Эрнест Петрович устал. И от бесконечной вереницы рисованных персонажей. И от обвала подробностей никому не нужного теперь уже дела. Какой ему интерес до всех этих Барбар, Янов и прочих богатеев, обустроившихся в тихом уютном местечке. Подумаешь, чертоги они возводят, вкупе с глобальными жизненными планами! Главное, чтобы его не трогали. Вместе с отделом. Мимо шли. Рядами и колоннами. Но исключительно параллельно.

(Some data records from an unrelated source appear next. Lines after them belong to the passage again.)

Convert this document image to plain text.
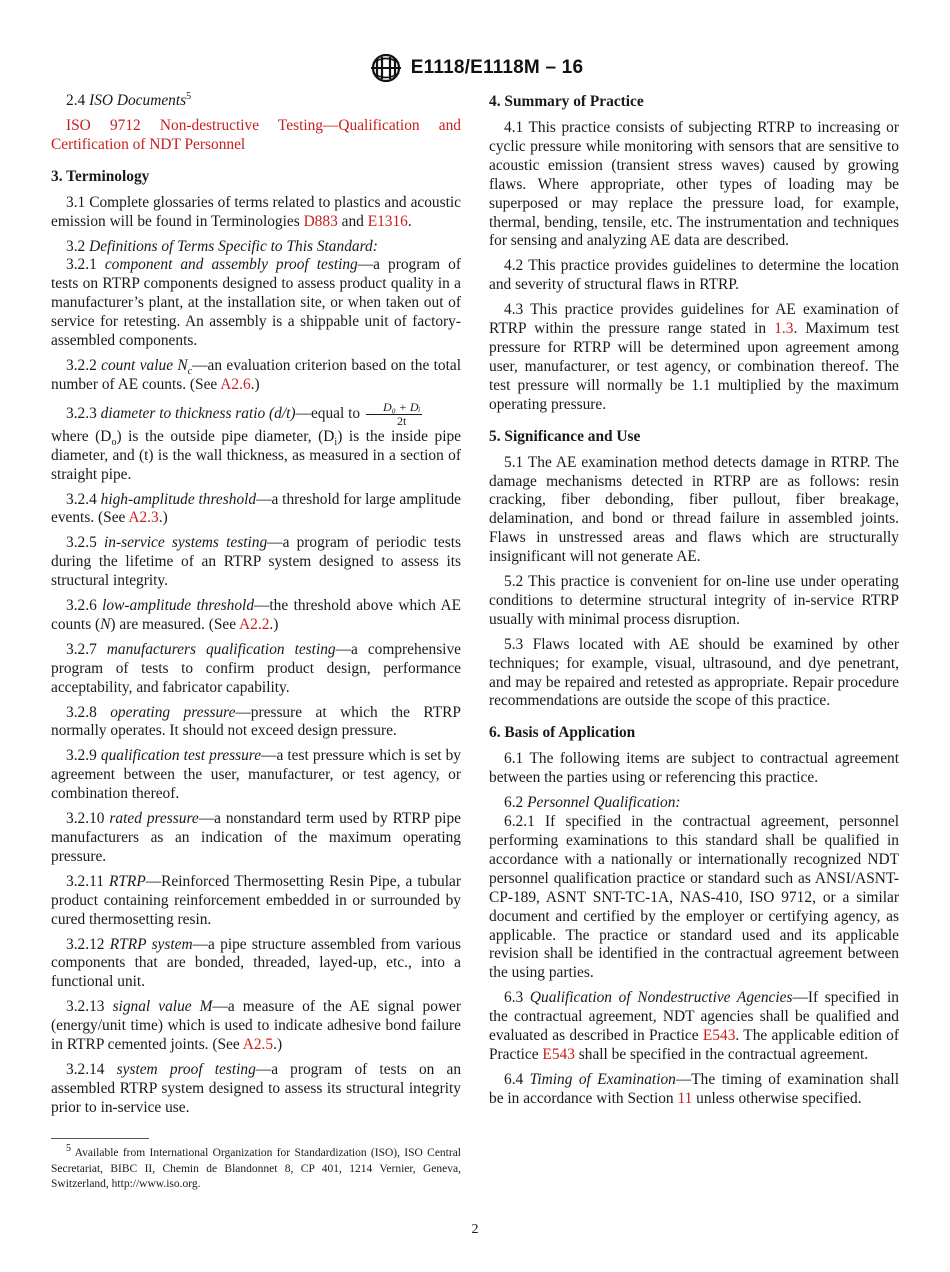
E1118/E1118M – 16

2.4 ISO Documents$^5$

ISO 9712 Non-destructive Testing—Qualification and Certification of NDT Personnel

3. Terminology

3.1 Complete glossaries of terms related to plastics and acoustic emission will be found in Terminologies D883 and E1316.

3.2 Definitions of Terms Specific to This Standard:

3.2.1 component and assembly proof testing—a program of tests on RTRP components designed to assess product quality in a manufacturer’s plant, at the installation site, or when taken out of service for retesting. An assembly is a shippable unit of factory-assembled components.

3.2.2 count value $N_c—an$ evaluation criterion based on the total number of AE counts. (See A2.6.)

3.2.3 diameter to thickness ratio (d/t)—equal to $\frac{\text{D₀ + Dᵢ}}{2t}$

where $(D_o)$ is the outside pipe diameter, $(D_i)$ is the inside pipe diameter, and (t) is the wall thickness, as measured in a section of straight pipe.

3.2.4 high-amplitude threshold—a threshold for large amplitude events. (See A2.3.)

3.2.5 in-service systems testing—a program of periodic tests during the lifetime of an RTRP system designed to assess its structural integrity.

3.2.6 low-amplitude threshold—the threshold above which AE counts (N) are measured. (See A2.2.)

3.2.7 manufacturers qualification testing—a comprehensive program of tests to confirm product design, performance acceptability, and fabricator capability.

3.2.8 operating pressure—pressure at which the RTRP normally operates. It should not exceed design pressure.

3.2.9 qualification test pressure—a test pressure which is set by agreement between the user, manufacturer, or test agency, or combination thereof.

3.2.10 rated pressure—a nonstandard term used by RTRP pipe manufacturers as an indication of the maximum operating pressure.

3.2.11 RTRP—Reinforced Thermosetting Resin Pipe, a tubular product containing reinforcement embedded in or surrounded by cured thermosetting resin.

3.2.12 RTRP system—a pipe structure assembled from various components that are bonded, threaded, layed-up, etc., into a functional unit.

3.2.13 signal value M—a measure of the AE signal power (energy/unit time) which is used to indicate adhesive bond failure in RTRP cemented joints. (See A2.5.)

3.2.14 system proof testing—a program of tests on an assembled RTRP system designed to assess its structural integrity prior to in-service use.

4. Summary of Practice

4.1 This practice consists of subjecting RTRP to increasing or cyclic pressure while monitoring with sensors that are sensitive to acoustic emission (transient stress waves) caused by growing flaws. Where appropriate, other types of loading may be superposed or may replace the pressure load, for example, thermal, bending, tensile, etc. The instrumentation and techniques for sensing and analyzing AE data are described.

4.2 This practice provides guidelines to determine the location and severity of structural flaws in RTRP.

4.3 This practice provides guidelines for AE examination of RTRP within the pressure range stated in 1.3. Maximum test pressure for RTRP will be determined upon agreement among user, manufacturer, or test agency, or combination thereof. The test pressure will normally be 1.1 multiplied by the maximum operating pressure.

5. Significance and Use

5.1 The AE examination method detects damage in RTRP. The damage mechanisms detected in RTRP are as follows: resin cracking, fiber debonding, fiber pullout, fiber breakage, delamination, and bond or thread failure in assembled joints. Flaws in unstressed areas and flaws which are structurally insignificant will not generate AE.

5.2 This practice is convenient for on-line use under operating conditions to determine structural integrity of in-service RTRP usually with minimal process disruption.

5.3 Flaws located with AE should be examined by other techniques; for example, visual, ultrasound, and dye penetrant, and may be repaired and retested as appropriate. Repair procedure recommendations are outside the scope of this practice.

6. Basis of Application

6.1 The following items are subject to contractual agreement between the parties using or referencing this practice.

6.2 Personnel Qualification:

6.2.1 If specified in the contractual agreement, personnel performing examinations to this standard shall be qualified in accordance with a nationally or internationally recognized NDT personnel qualification practice or standard such as ANSI/ASNT-CP-189, ASNT SNT-TC-1A, NAS-410, ISO 9712, or a similar document and certified by the employer or certifying agency, as applicable. The practice or standard used and its applicable revision shall be identified in the contractual agreement between the using parties.

6.3 Qualification of Nondestructive Agencies—If specified in the contractual agreement, NDT agencies shall be qualified and evaluated as described in Practice E543. The applicable edition of Practice E543 shall be specified in the contractual agreement.

6.4 Timing of Examination—The timing of examination shall be in accordance with Section 11 unless otherwise specified.

$^5$ Available from International Organization for Standardization (ISO), ISO Central Secretariat, BIBC II, Chemin de Blandonnet 8, CP 401, 1214 Vernier, Geneva, Switzerland, http://www.iso.org.
2
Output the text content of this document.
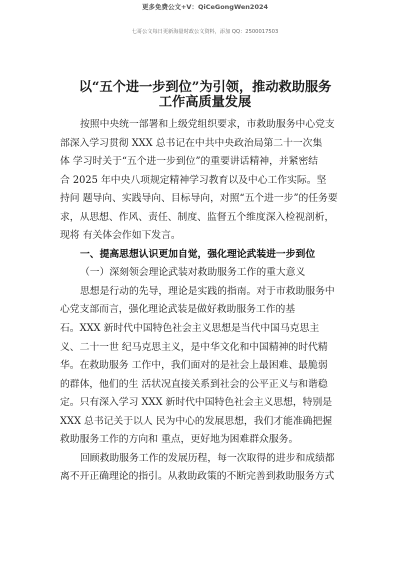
更多免费公文+V：QiCeGongWen2024
七哥公文每日更新海量时政公文资料，添加 QQ：2500017503
以“五个进一步到位”为引领，推动救助服务
工作高质量发展
按照中央统一部署和上级党组织要求，市救助服务中心党支
部深入学习贯彻 XXX 总书记在中共中央政治局第二十一次集
体 学习时关于“五个进一步到位”的重要讲话精神，并紧密结
合 2025 年中央八项规定精神学习教育以及中心工作实际。坚
持问 题导向、实践导向、目标导向，对照“五个进一步”的任务要
求，从思想、作风、责任、制度、监督五个维度深入检视剖析，
现将 有关体会作如下发言。
一、提高思想认识更加自觉，强化理论武装进一步到位
（一）深刻领会理论武装对救助服务工作的重大意义
思想是行动的先导，理论是实践的指南。对于市救助服务中
心党支部而言，强化理论武装是做好救助服务工作的基
石。XXX 新时代中国特色社会主义思想是当代中国马克思主
义、二十一世 纪马克思主义，是中华文化和中国精神的时代精
华。在救助服务 工作中，我们面对的是社会上最困难、最脆弱
的群体，他们的生 活状况直接关系到社会的公平正义与和谐稳
定。只有深入学习 XXX 新时代中国特色社会主义思想，特别是
XXX 总书记关于以人 民为中心的发展思想，我们才能准确把握
救助服务工作的方向和 重点，更好地为困难群众服务。
回顾救助服务工作的发展历程，每一次取得的进步和成绩都
离不开正确理论的指引。从救助政策的不断完善到救助服务方式
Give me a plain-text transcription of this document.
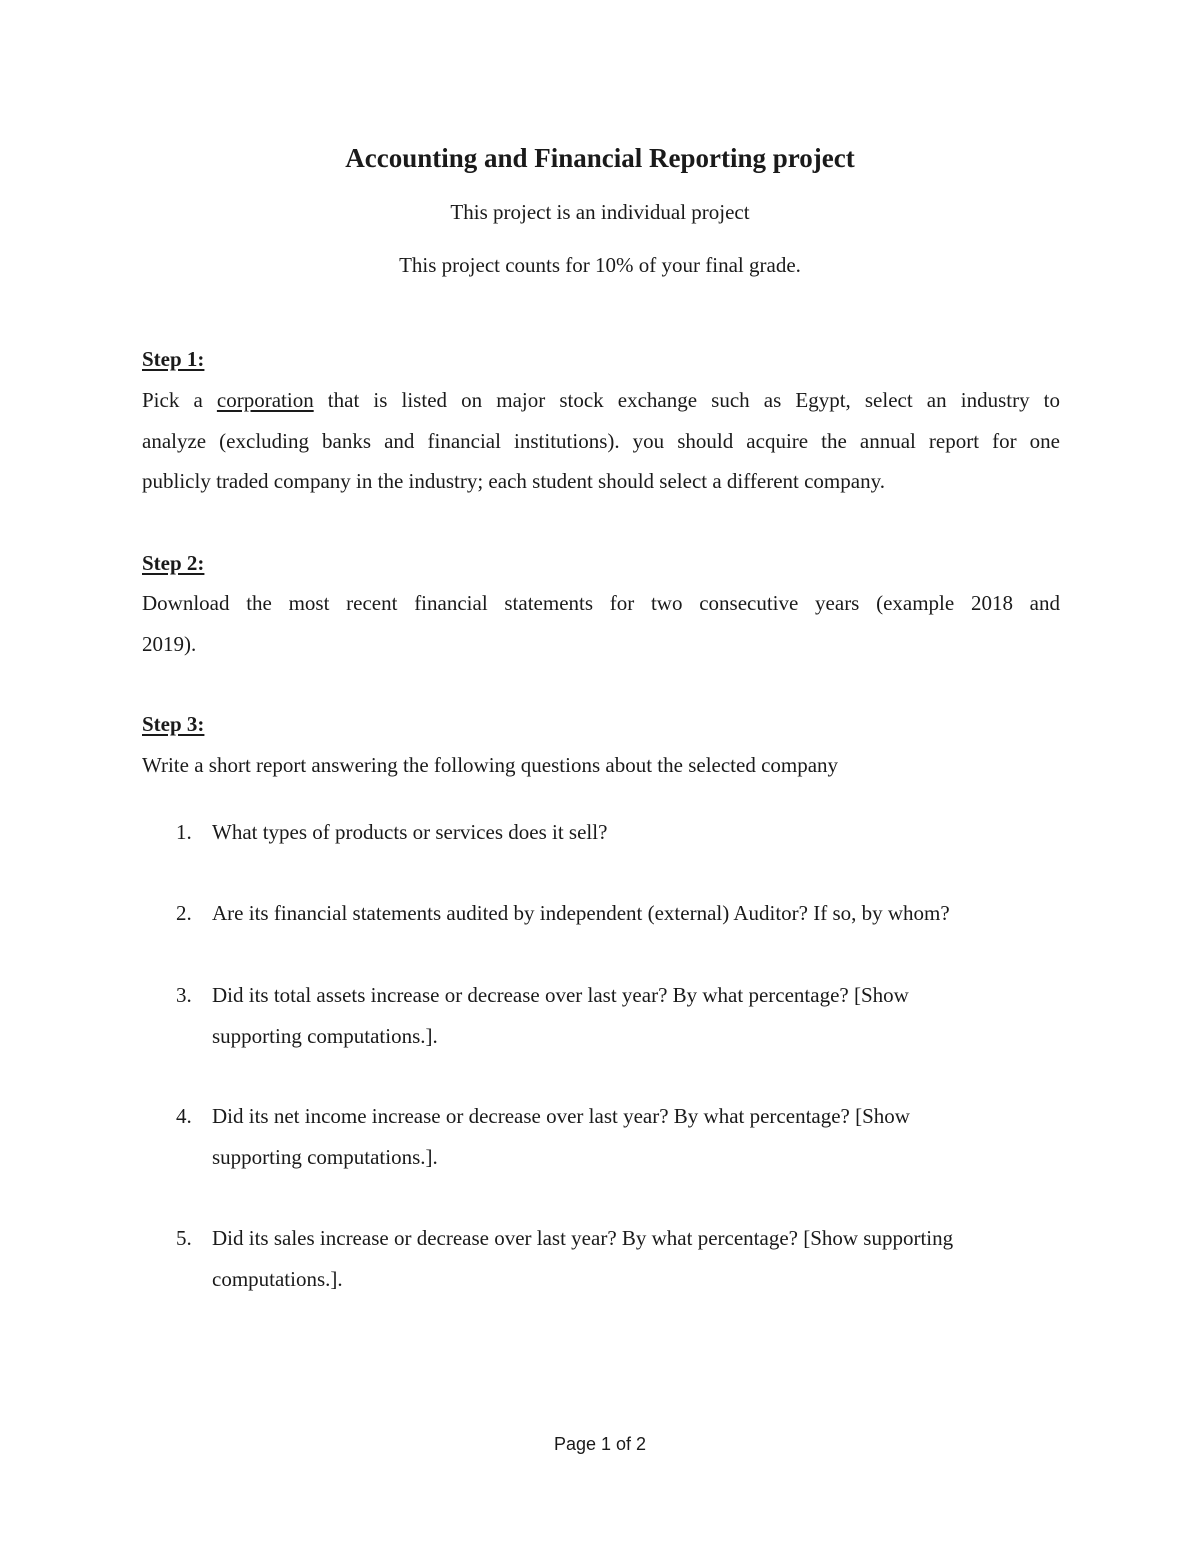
Accounting and Financial Reporting project
This project is an individual project
This project counts for 10% of your final grade.
Step 1:
Pick a corporation that is listed on major stock exchange such as Egypt, select an industry to
analyze (excluding banks and financial institutions). you should acquire the annual report for one
publicly traded company in the industry; each student should select a different company.
Step 2:
Download the most recent financial statements for two consecutive years (example 2018 and
2019).
Step 3:
Write a short report answering the following questions about the selected company
1. What types of products or services does it sell?
2. Are its financial statements audited by independent (external) Auditor? If so, by whom?
3. Did its total assets increase or decrease over last year? By what percentage? [Show
supporting computations.].
4. Did its net income increase or decrease over last year? By what percentage? [Show
supporting computations.].
5. Did its sales increase or decrease over last year? By what percentage? [Show supporting
computations.].
Page 1 of 2
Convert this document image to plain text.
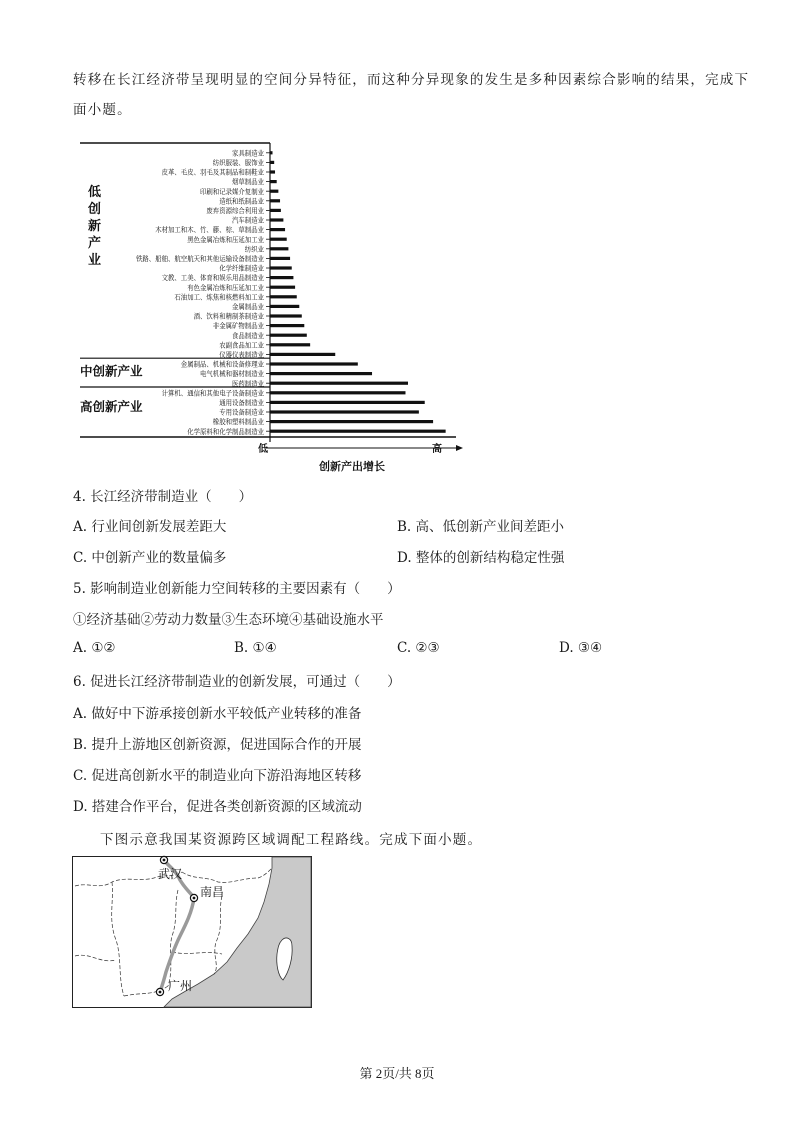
转移在长江经济带呈现明显的空间分异特征，而这种分异现象的发生是多种因素综合影响的结果，完成下
面小题。
家具制造业
纺织服装、服饰业
皮革、毛皮、羽毛及其制品和制鞋业
烟草制品业
印刷和记录媒介复制业
造纸和纸制品业
废弃资源综合利用业
汽车制造业
木材加工和木、竹、藤、棕、草制品业
黑色金属冶炼和压延加工业
纺织业
铁路、船舶、航空航天和其他运输设备制造业
化学纤维制造业
文教、工美、体育和娱乐用品制造业
有色金属冶炼和压延加工业
石油加工、炼焦和核燃料加工业
金属制品业
酒、饮料和精制茶制造业
非金属矿物制品业
食品制造业
农副食品加工业
仪器仪表制造业
金属制品、机械和设备修理业
电气机械和器材制造业
医药制造业
计算机、通信和其他电子设备制造业
通用设备制造业
专用设备制造业
橡胶和塑料制品业
化学原料和化学制品制造业
低
创
新
产
业
中创新产业
高创新产业
低	高
创新产出增长
4. 长江经济带制造业（　　）
A. 行业间创新发展差距大	B. 高、低创新产业间差距小
C. 中创新产业的数量偏多	D. 整体的创新结构稳定性强
5. 影响制造业创新能力空间转移的主要因素有（　　）
①经济基础②劳动力数量③生态环境④基础设施水平
A. ①②	B. ①④	C. ②③	D. ③④
6. 促进长江经济带制造业的创新发展，可通过（　　）
A. 做好中下游承接创新水平较低产业转移的准备
B. 提升上游地区创新资源，促进国际合作的开展
C. 促进高创新水平的制造业向下游沿海地区转移
D. 搭建合作平台，促进各类创新资源的区域流动
下图示意我国某资源跨区域调配工程路线。完成下面小题。
武汉
南昌
广州
第 2页/共 8页
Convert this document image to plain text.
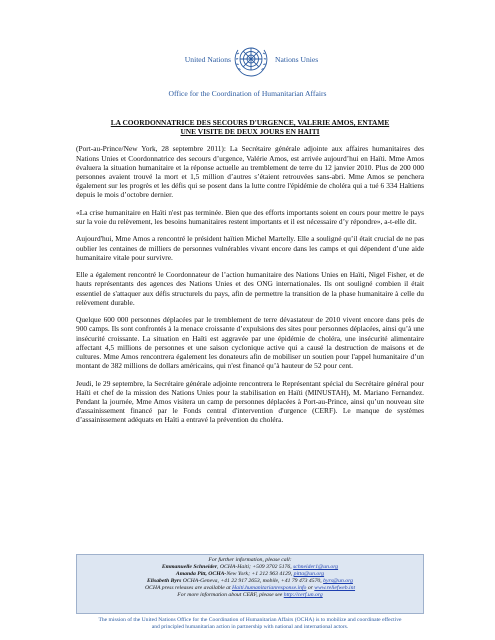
United Nations	Nations Unies
Office for the Coordination of Humanitarian Affairs
LA COORDONNATRICE DES SECOURS D'URGENCE, VALERIE AMOS, ENTAME
UNE VISITE DE DEUX JOURS EN HAITI

(Port-au-Prince/New York, 28 septembre 2011): La Secrétaire générale adjointe aux affaires humanitaires des Nations Unies et Coordonnatrice des secours d’urgence, Valérie Amos, est arrivée aujourd’hui en Haïti. Mme Amos évaluera la situation humanitaire et la réponse actuelle au tremblement de terre du 12 janvier 2010. Plus de 200 000 personnes avaient trouvé la mort et 1,5 million d’autres s’étaient retrouvées sans-abri. Mme Amos se penchera également sur les progrès et les défis qui se posent dans la lutte contre l'épidémie de choléra qui a tué 6 334 Haïtiens depuis le mois d’octobre dernier.

«La crise humanitaire en Haïti n'est pas terminée. Bien que des efforts importants soient en cours pour mettre le pays sur la voie du relèvement, les besoins humanitaires restent importants et il est nécessaire d’y répondre», a-t-elle dit.

Aujourd'hui, Mme Amos a rencontré le président haïtien Michel Martelly. Elle a souligné qu’il était crucial de ne pas oublier les centaines de milliers de personnes vulnérables vivant encore dans les camps et qui dépendent d’une aide humanitaire vitale pour survivre.

Elle a également rencontré le Coordonnateur de l’action humanitaire des Nations Unies en Haïti, Nigel Fisher, et de hauts représentants des agences des Nations Unies et des ONG internationales. Ils ont souligné combien il était essentiel de s'attaquer aux défis structurels du pays, afin de permettre la transition de la phase humanitaire à celle du relèvement durable.

Quelque 600 000 personnes déplacées par le tremblement de terre dévastateur de 2010 vivent encore dans près de 900 camps. Ils sont confrontés à la menace croissante d’expulsions des sites pour personnes déplacées, ainsi qu’à une insécurité croissante. La situation en Haïti est aggravée par une épidémie de choléra, une insécurité alimentaire affectant 4,5 millions de personnes et une saison cyclonique active qui a causé la destruction de maisons et de cultures. Mme Amos rencontrera également les donateurs afin de mobiliser un soutien pour l'appel humanitaire d’un montant de 382 millions de dollars américains, qui n'est financé qu’à hauteur de 52 pour cent.

Jeudi, le 29 septembre, la Secrétaire générale adjointe rencontrera le Représentant spécial du Secrétaire général pour Haïti et chef de la mission des Nations Unies pour la stabilisation en Haïti (MINUSTAH), M. Mariano Fernandez. Pendant la journée, Mme Amos visitera un camp de personnes déplacées à Port-au-Prince, ainsi qu’un nouveau site d'assainissement financé par le Fonds central d'intervention d'urgence (CERF). Le manque de systèmes d’assainissement adéquats en Haïti a entravé la prévention du choléra.

For further information, please call:
Emmanuelle Schneider, OCHA-Haiti; +509 3702 5176, schneider1@un.org
Amanda Pitt, OCHA-New York; +1 212 963 4129, pitta@un.org
Elisabeth Byrs OCHA-Geneva, +41 22 917 2653, mobile, +41 79 473 4570, byrs@un.org
OCHA press releases are available at Haiti.humanitarianresponse.info or www.reliefweb.int
For more information about CERF, please see http://cerf.un.org
The mission of the United Nations Office for the Coordination of Humanitarian Affairs (OCHA) is to mobilize and coordinate effective and principled humanitarian action in partnership with national and international actors.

Он вздохнул, прекрасно осознавая, что никто не пойдет по указанной траектории. По той лишь причине, что отделу нужны деньги. А на оклад никто из его горячо любимых подчиненных ни ремонта в своем кабинете не сделает, ни машину убитую на колеса не поставит. И тогда плакал переходный вымпел, отеческие объятья генерала и крохотная — курам на смех — управленческая премия. А как же хотелось и того, и другого, и даже третьего. Амбициозен был Эрнест Петрович по-советски. И более всего на свете обожал гром аплодисментов, завистливые взгляды конкурентов и себя, спускающегося в рукоплещущий зал с красивой очередной наградой.
— Баба Яга…
Очевидно, Робкому тоже было о чем задуматься. Поскольку фраза, сказанная первоначально, не снискала должной реакции. Лишь при повторе подчиненный ветерана белорусской милиции ухватил суть и уважительно кивнул в сторону начальника:
— Вот именно! Так ее вся округа кличет. Что баба, то баба — хоть в избу горящую, хоть в танк. И насчет Яги все складывается. Держит своих подчиненных в конкретных рукавицах. По сорок часов у доски вкалывают чуть ли не за спасибо. И еще столько же дома. То к ремонту готовятся, то планы строчат, то пироги для дорогих гостей пекут. Никто не пискнет — деревня — выгонят — куда пойдешь.